Wednesday, August 1, 2018

Our Public Library

Mount Vernon (N.Y.) Public Library, 1930s

Growing up in the 1960s, my brother and I visited the public library nearly every week. Sliding around the back seat of the car, pre-seat belt, we traveled across the city along streets named for great men like Lincoln.  My mother drove.

We always perked up when the car merged into a traffic circle with a Spanish-American War monument at its center.  That war lay in the deep unknown past.  But the various enterprises surrounding the circle were intensely familiar.  Coming first into view, a Congregational church with bright red doors.

"The Circle" -- 1980s

Farther round the circle was the Artuso Pastry Shop, famous for its cannoli.  And then there was Chicken Delight.

“Don’t cook tonight, call Chicken Delight!” according to the radio jingle, which our mother never heeded.

Oh, how we longed for Chicken Delight, fried or barbecued, delivery or 15-minute pickup.  No pots or pans – “just open and eat!”

Too bad.  On to the library.

Mount Vernon Public Library, 1920s

Founded in 1904 with a gift from the industrialist and philanthropist, Andrew Carnegie, the library was located on the south side of the city in a neighborhood that had declined as de facto segregation set in.

At the time of Carnegie’s gift, grand houses and spreading elms lined the blocks that would surround the library.  Nearby, commerce bustled along “the Avenue,” as residents called it. 

A small African-American community also flourished on this side of town.  However, by the end of World War II the black population had multiplied and many middle and upper class white residents of the south side had moved across the railroad tracks to the north side.

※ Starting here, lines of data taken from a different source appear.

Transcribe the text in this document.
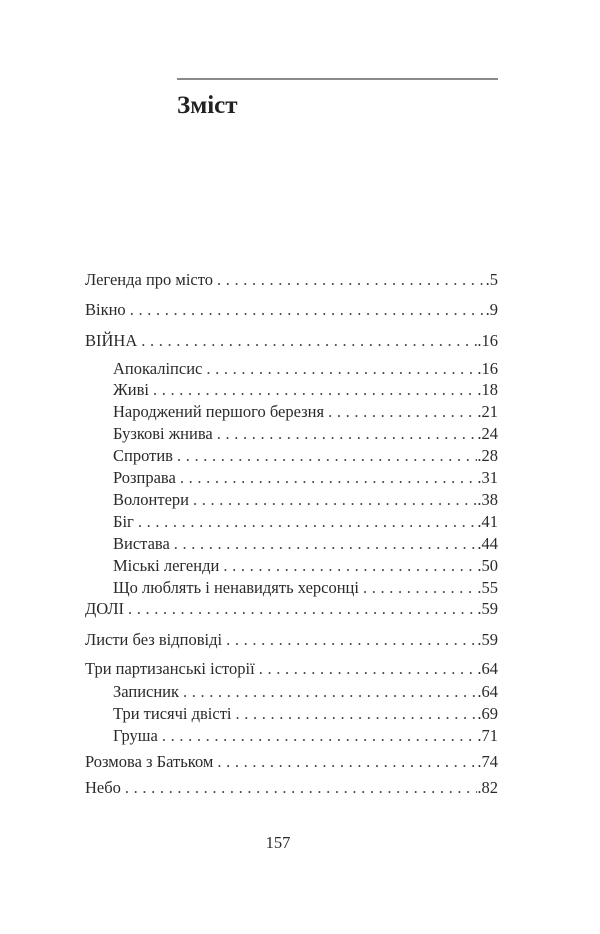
Зміст
Легенда про місто . . .	.5
Вікно . . .	.9
ВІЙНА . . .	.16
Апокаліпсис . . .	.16
Живі . . .	.18
Народжений першого березня . . .	.21
Бузкові жнива . . .	.24
Спротив . . .	.28
Розправа . . .	.31
Волонтери . . .	.38
Біг . . .	.41
Вистава . . .	.44
Міські легенди . . .	.50
Що люблять і ненавидять херсонці . . .	.55
ДОЛІ . . .	.59
Листи без відповіді . . .	.59
Три партизанські історії . . .	.64
Записник . . .	.64
Три тисячі двісті . . .	.69
Груша . . .	.71
Розмова з Батьком . . .	.74
Небо . . .	.82
157
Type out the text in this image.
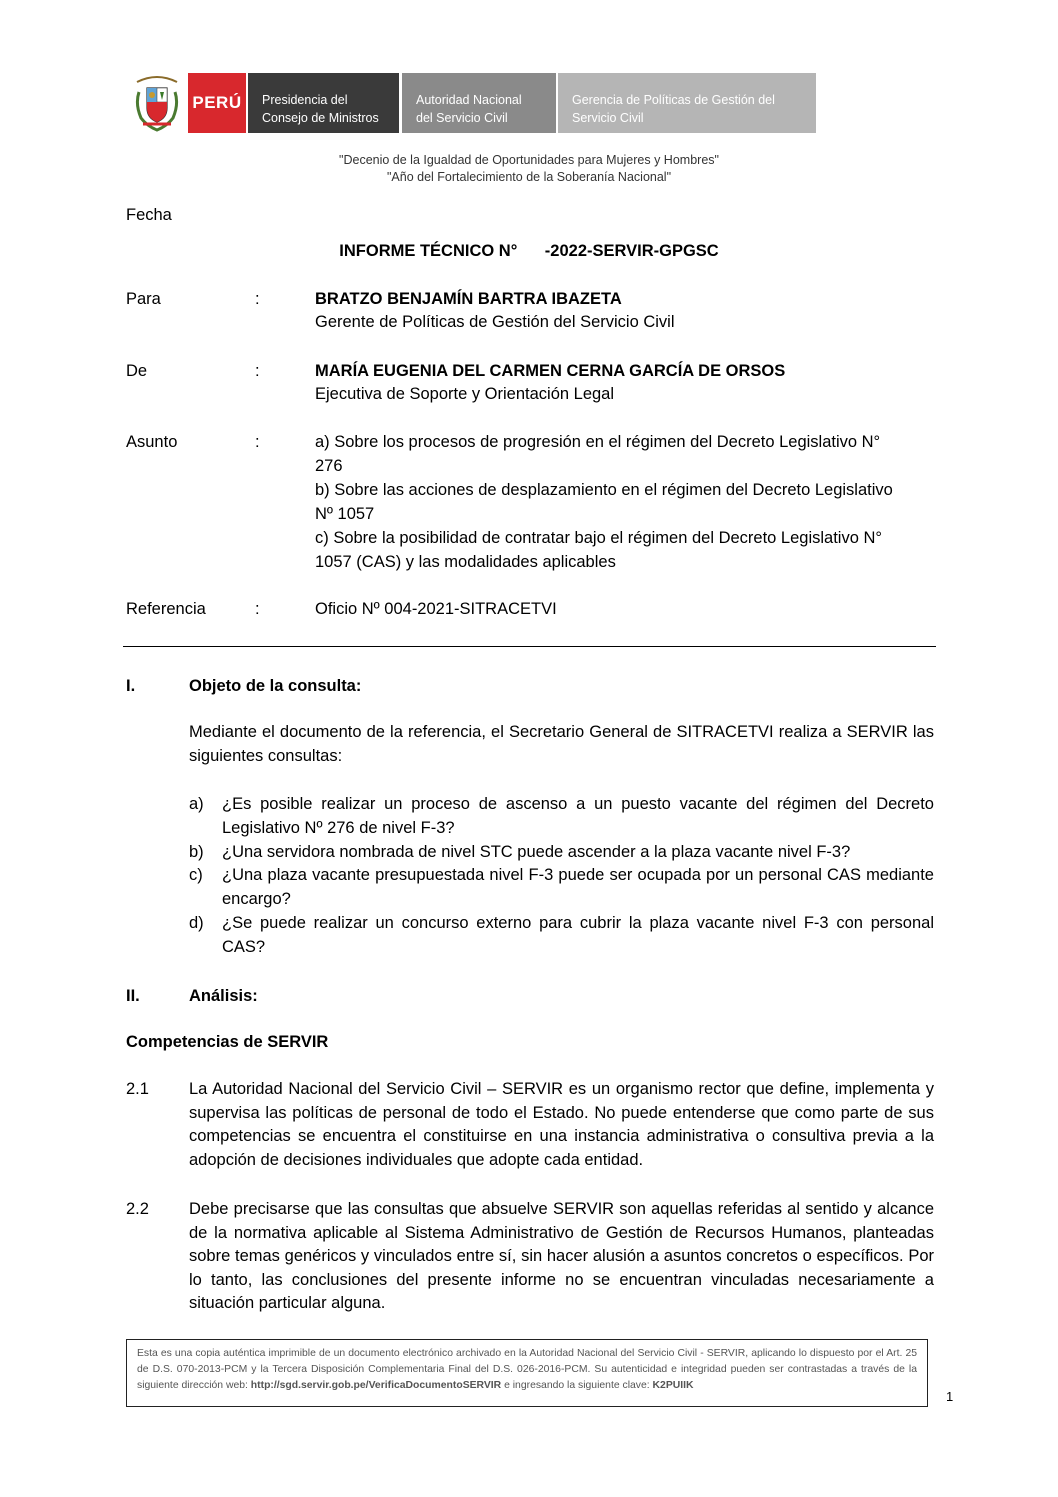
PERÚ	Presidencia del
Consejo de Ministros
Autoridad Nacional
del Servicio Civil
Gerencia de Políticas de Gestión del
Servicio Civil
"Decenio de la Igualdad de Oportunidades para Mujeres y Hombres"
"Año del Fortalecimiento de la Soberanía Nacional"
Fecha
INFORME TÉCNICO N°      -2022-SERVIR-GPGSC
Para	:	BRATZO BENJAMÍN BARTRA IBAZETA
Gerente de Políticas de Gestión del Servicio Civil
De	:	MARÍA EUGENIA DEL CARMEN CERNA GARCÍA DE ORSOS
Ejecutiva de Soporte y Orientación Legal
Asunto	:	a) Sobre los procesos de progresión en el régimen del Decreto Legislativo N°
276
b) Sobre las acciones de desplazamiento en el régimen del Decreto Legislativo
Nº 1057
c) Sobre la posibilidad de contratar bajo el régimen del Decreto Legislativo N°
1057 (CAS) y las modalidades aplicables
Referencia	:	Oficio Nº 004-2021-SITRACETVI
I.	Objeto de la consulta:
Mediante el documento de la referencia, el Secretario General de SITRACETVI realiza a SERVIR las siguientes consultas:
a) ¿Es posible realizar un proceso de ascenso a un puesto vacante del régimen del Decreto Legislativo Nº 276 de nivel F-3?
b) ¿Una servidora nombrada de nivel STC puede ascender a la plaza vacante nivel F-3?
c) ¿Una plaza vacante presupuestada nivel F-3 puede ser ocupada por un personal CAS mediante encargo?
d) ¿Se puede realizar un concurso externo para cubrir la plaza vacante nivel F-3 con personal CAS?
II.	Análisis:
Competencias de SERVIR
2.1 La Autoridad Nacional del Servicio Civil – SERVIR es un organismo rector que define, implementa y supervisa las políticas de personal de todo el Estado. No puede entenderse que como parte de sus competencias se encuentra el constituirse en una instancia administrativa o consultiva previa a la adopción de decisiones individuales que adopte cada entidad.
2.2 Debe precisarse que las consultas que absuelve SERVIR son aquellas referidas al sentido y alcance de la normativa aplicable al Sistema Administrativo de Gestión de Recursos Humanos, planteadas sobre temas genéricos y vinculados entre sí, sin hacer alusión a asuntos concretos o específicos. Por lo tanto, las conclusiones del presente informe no se encuentran vinculadas necesariamente a situación particular alguna.
Esta es una copia auténtica imprimible de un documento electrónico archivado en la Autoridad Nacional del Servicio Civil - SERVIR, aplicando lo dispuesto por el Art. 25 de D.S. 070-2013-PCM y la Tercera Disposición Complementaria Final del D.S. 026-2016-PCM. Su autenticidad e integridad pueden ser contrastadas a través de la siguiente dirección web: http://sgd.servir.gob.pe/VerificaDocumentoSERVIR e ingresando la siguiente clave: K2PUIIK
1
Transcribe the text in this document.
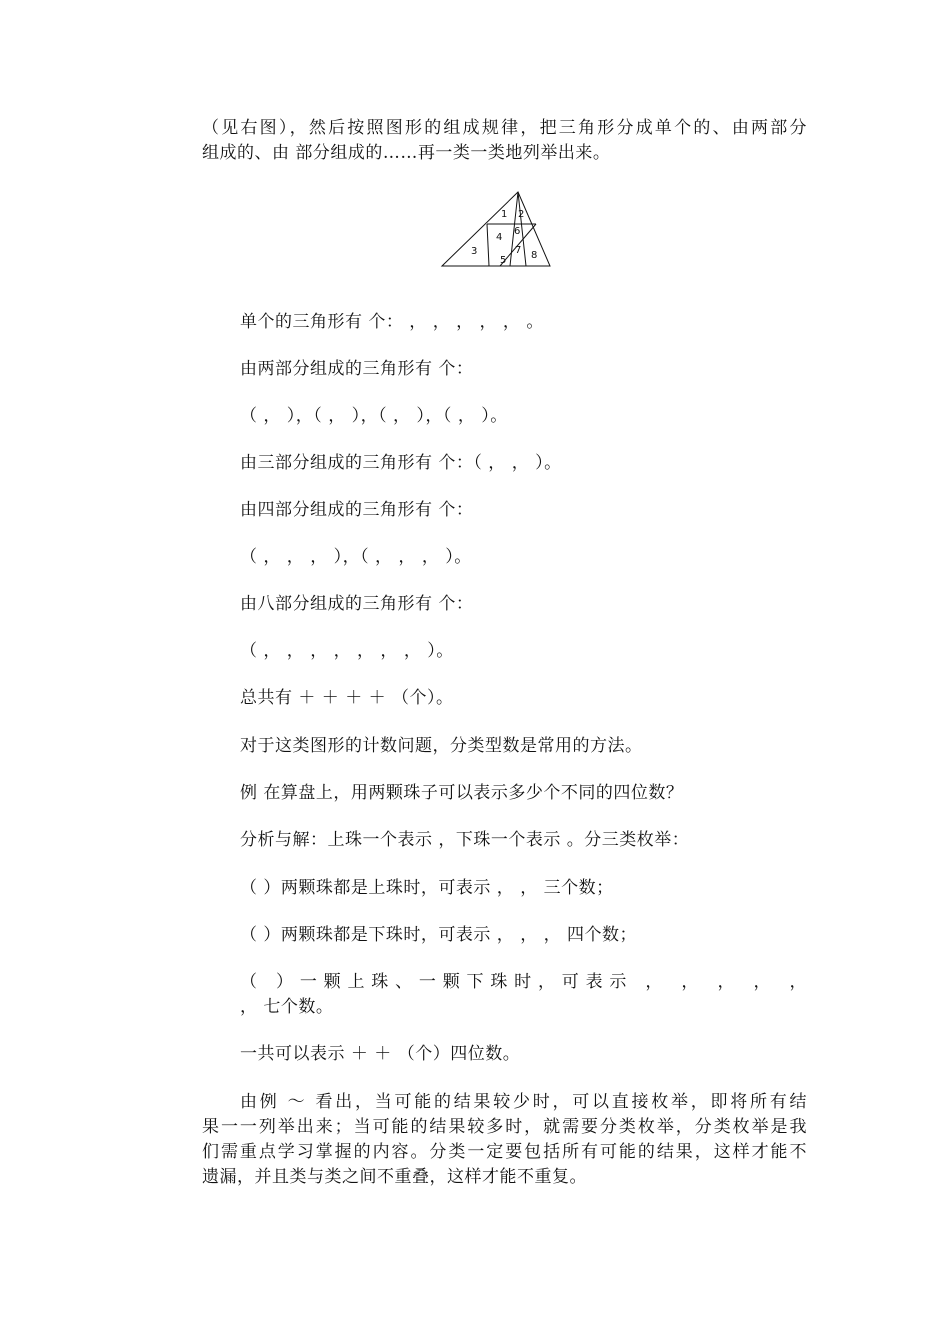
（见右图），然后按照图形的组成规律，把三角形分成单个的、由两部分
组成的、由 部分组成的……再一类一类地列举出来。
1 2
3
4
5
6
7 8
单个的三角形有 个： ， ， ， ， ， 。
由两部分组成的三角形有 个：
（ ， ），（ ， ），（ ， ），（ ， ）。
由三部分组成的三角形有 个：（ ， ， ）。
由四部分组成的三角形有 个：
（ ， ， ， ），（ ， ， ， ）。
由八部分组成的三角形有 个：
（ ， ， ， ， ， ， ， ）。
总共有 ＋ ＋ ＋ ＋ （个）。
对于这类图形的计数问题，分类型数是常用的方法。
例 在算盘上，用两颗珠子可以表示多少个不同的四位数？
分析与解：上珠一个表示 ，下珠一个表示 。分三类枚举：
（ ）两颗珠都是上珠时，可表示 ， ， 三个数；
（ ）两颗珠都是下珠时，可表示 ， ， ， 四个数；
（ ）一颗上珠、一颗下珠时，可表示 ， ， ， ， ，
， 七个数。
一共可以表示 ＋ ＋ （个）四位数。
由例 ～ 看出，当可能的结果较少时，可以直接枚举，即将所有结
果一一列举出来；当可能的结果较多时，就需要分类枚举，分类枚举是我
们需重点学习掌握的内容。分类一定要包括所有可能的结果，这样才能不
遗漏，并且类与类之间不重叠，这样才能不重复。
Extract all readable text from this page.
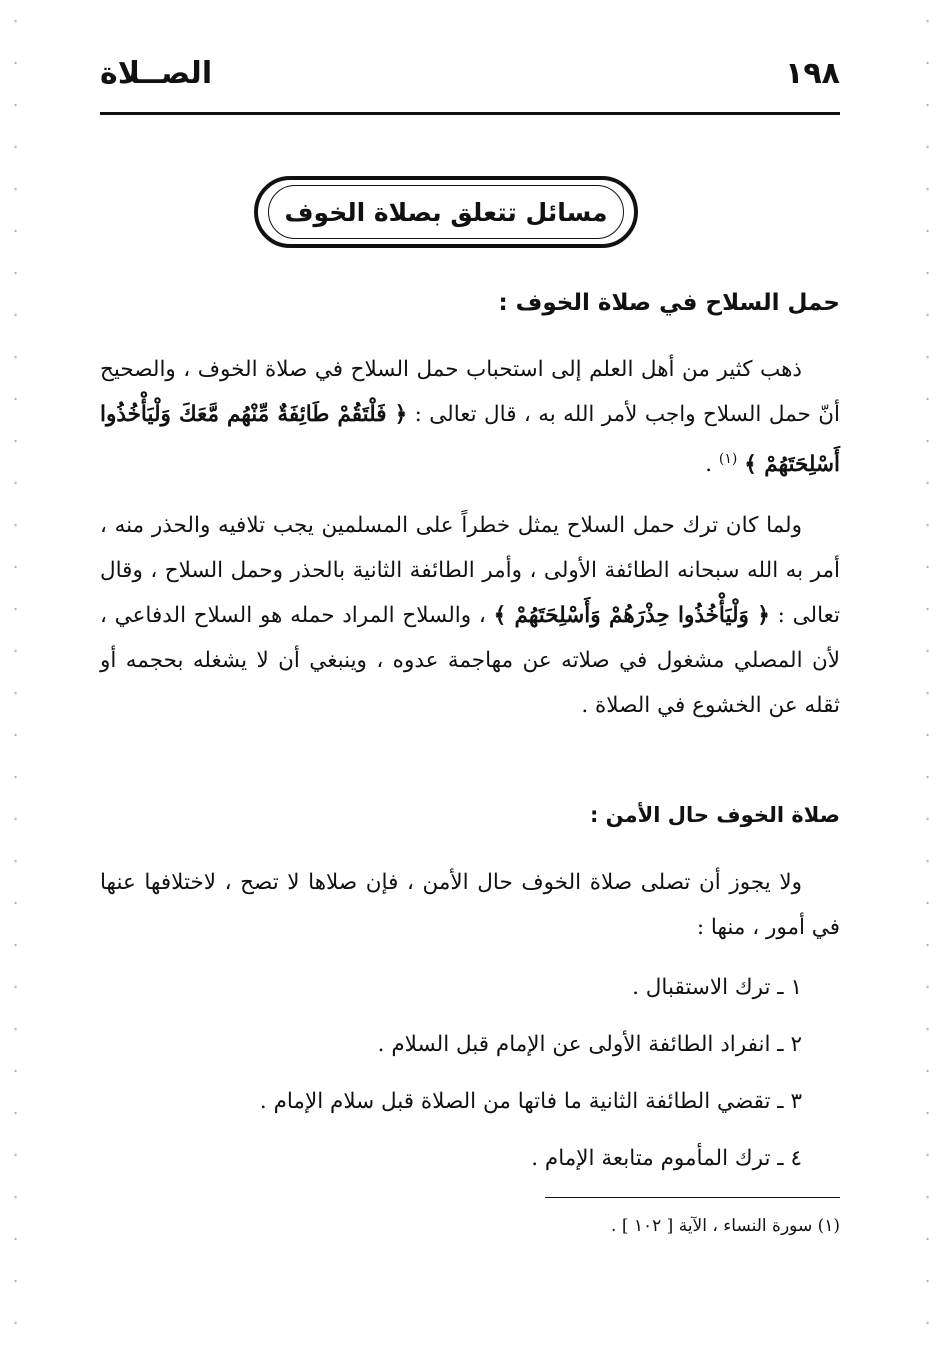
١٩٨
الصــلاة
مسائل تتعلق بصلاة الخوف

حمل السلاح في صلاة الخوف :

ذهب كثير من أهل العلم إلى استحباب حمل السلاح في صلاة الخوف ، والصحيح أنّ حمل السلاح واجب لأمر الله به ، قال تعالى : ﴿ فَلْتَقُمْ طَائِفَةٌ مِّنْهُم مَّعَكَ وَلْيَأْخُذُوا أَسْلِحَتَهُمْ ﴾ $^{(١)}$ .

ولما كان ترك حمل السلاح يمثل خطراً على المسلمين يجب تلافيه والحذر منه ، أمر به الله سبحانه الطائفة الأولى ، وأمر الطائفة الثانية بالحذر وحمل السلاح ، وقال تعالى : ﴿ وَلْيَأْخُذُوا حِذْرَهُمْ وَأَسْلِحَتَهُمْ ﴾ ، والسلاح المراد حمله هو السلاح الدفاعي ، لأن المصلي مشغول في صلاته عن مهاجمة عدوه ، وينبغي أن لا يشغله بحجمه أو ثقله عن الخشوع في الصلاة .

صلاة الخوف حال الأمن :

ولا يجوز أن تصلى صلاة الخوف حال الأمن ، فإن صلاها لا تصح ، لاختلافها عنها في أمور ، منها :

١ ـ ترك الاستقبال .

٢ ـ انفراد الطائفة الأولى عن الإمام قبل السلام .

٣ ـ تقضي الطائفة الثانية ما فاتها من الصلاة قبل سلام الإمام .

٤ ـ ترك المأموم متابعة الإمام .

(١) سورة النساء ، الآية [ ١٠٢ ] .
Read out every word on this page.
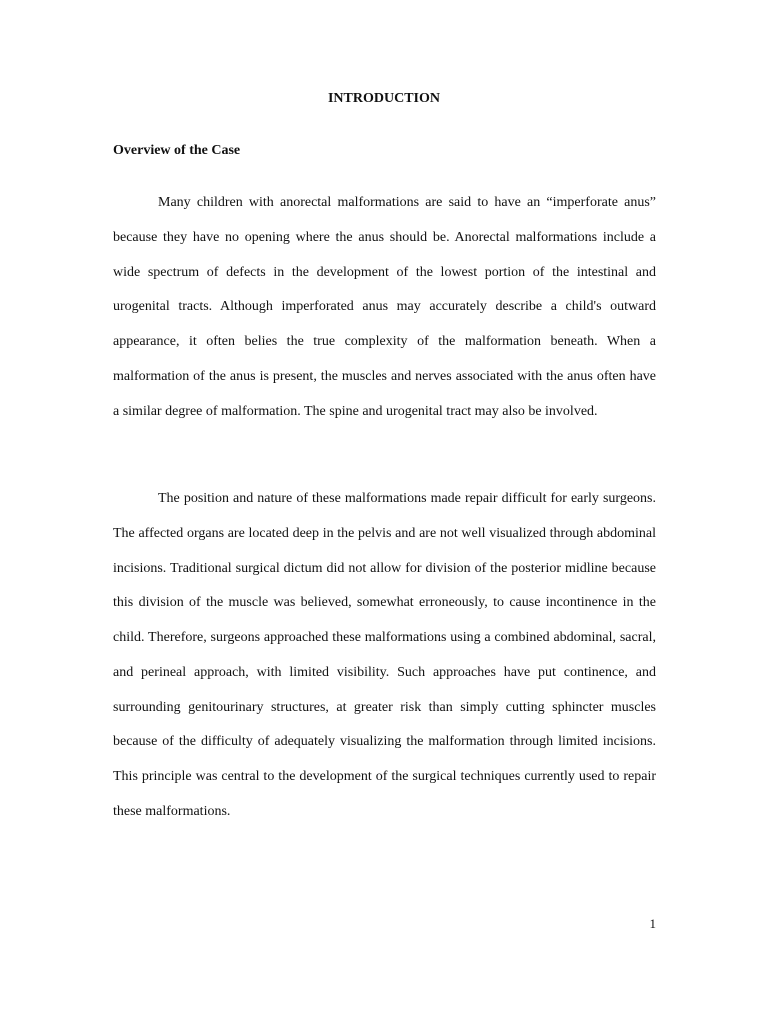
INTRODUCTION
Overview of the Case

Many children with anorectal malformations are said to have an “imperforate anus” because they have no opening where the anus should be. Anorectal malformations include a wide spectrum of defects in the development of the lowest portion of the intestinal and urogenital tracts. Although imperforated anus may accurately describe a child's outward appearance, it often belies the true complexity of the malformation beneath. When a malformation of the anus is present, the muscles and nerves associated with the anus often have a similar degree of malformation. The spine and urogenital tract may also be involved.

The position and nature of these malformations made repair difficult for early surgeons. The affected organs are located deep in the pelvis and are not well visualized through abdominal incisions. Traditional surgical dictum did not allow for division of the posterior midline because this division of the muscle was believed, somewhat erroneously, to cause incontinence in the child. Therefore, surgeons approached these malformations using a combined abdominal, sacral, and perineal approach, with limited visibility. Such approaches have put continence, and surrounding genitourinary structures, at greater risk than simply cutting sphincter muscles because of the difficulty of adequately visualizing the malformation through limited incisions. This principle was central to the development of the surgical techniques currently used to repair these malformations.

1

I’m sure some white people wanted to take the library with them.  But Grace Greene Baker would have opposed that idea.



Grace and her husband, Herbert, came out of small-town Ohio – a town called Bellevue, about 70 miles west of Cleveland.  She had already lived in several cities by the time she arrived at ours.  That was because Herbert was a rising executive in the printing business who previously held positions in St. Paul, Buffalo and other places.

Born in 1861, Grace became deeply interested in civic affairs while in her mid-30s.  She volunteered first with the National Consumers League, a reform organization co-founded by Jane Addams.  The group tackled the minimum wage, child labor laws, and other social problems.  By the time the Bakers landed in our suburb in 1900, it came naturally to Grace to commit herself as a public servant.  She plunged in while rearing four children.

What called to Grace Baker?  Two things: children’s welfare and the public library, both quintessential initiatives of the Progressive Era.  I imagine her steering a Model A along the Bronx River Parkway, on the way to address the county legislature about juvenile delinquency, newsboys and truancy. 

Eventually the public library would consume all of Grace’s time.  She served as board president for nearly 20 years and led a campaign for a much-needed addition to the building. 

As fiercely as the local paper editorialized against the addition, Grace fiercely explained its importance.  Just imagine the space – an expansive children’s department filled with light, plus large meeting rooms where members of the community could discuss issues and listen to lectures.  In the 1930s, however, persuading people to vote for a bigger library was like trying to get a new high school.  No one wanted to pay.

Finally, the bond referendum passed in 1936.

The 1936 addition 

Four years later, the city bestowed upon Grace its “Good Citizen” award.  On top of that, one of the paneled meeting rooms in the library addition was named the Grace Greene Baker Community Room.  

I now realize that this is where my father took me, in 1969, to hear a young woman named Anne Moody who had recently published a book called Coming of Age in Mississippi.  Anne Moody was a civil rights activist who worked with the NAACP, CORE and SNCC.  It made sense for her to speak in our city so riven by race.  The room was packed.

She started by reading the first paragraph of her book:

I’m still haunted by dreams of the time we lived on Mr. Carter’s plantation.  Lots of Negroes lived on his place.  Like Mama and Daddy they were all farmers.  We all lived in rotten two-room shacks.

Often statues and spaces memorialize people whose contributions to public life are modest to imperceptible.  But Grace Greene Baker absolutely deserved that room, and many years later so did Anne Moody.

Original dust jacket

*Grace Greene Baker died in 1949 and is buried in Bellevue, Ohio.  
**Anne Moody (1940-2015)

 
https://www.throughthehourglass.com/2018/08/our-public-library.html

2 comments:

  1. I remember telling the librarians I needed to look up the microfiche for October 15, 1958. They were very skeptical but I told them I was doing a report on Quemoy and Matsu, a detail I had picked up from the World Book. Turned out I was born on a pretty boring day in World History.
    I can still hear the creak of the floorboards and smell the smell of the library. The restrooms, by the way, were rumored to be a place where men went to engage in vice with each other. I don't know how I knew that but I did.

    ReplyDelete
  2. I worked at the Mt. Vernon Public Library from 1962-1964 as a Page in the Reference Department while in high school.
    I enjoyed my job and met some very nice people.
    I enjoyed the article learning things I never knew about the building where I had my first job.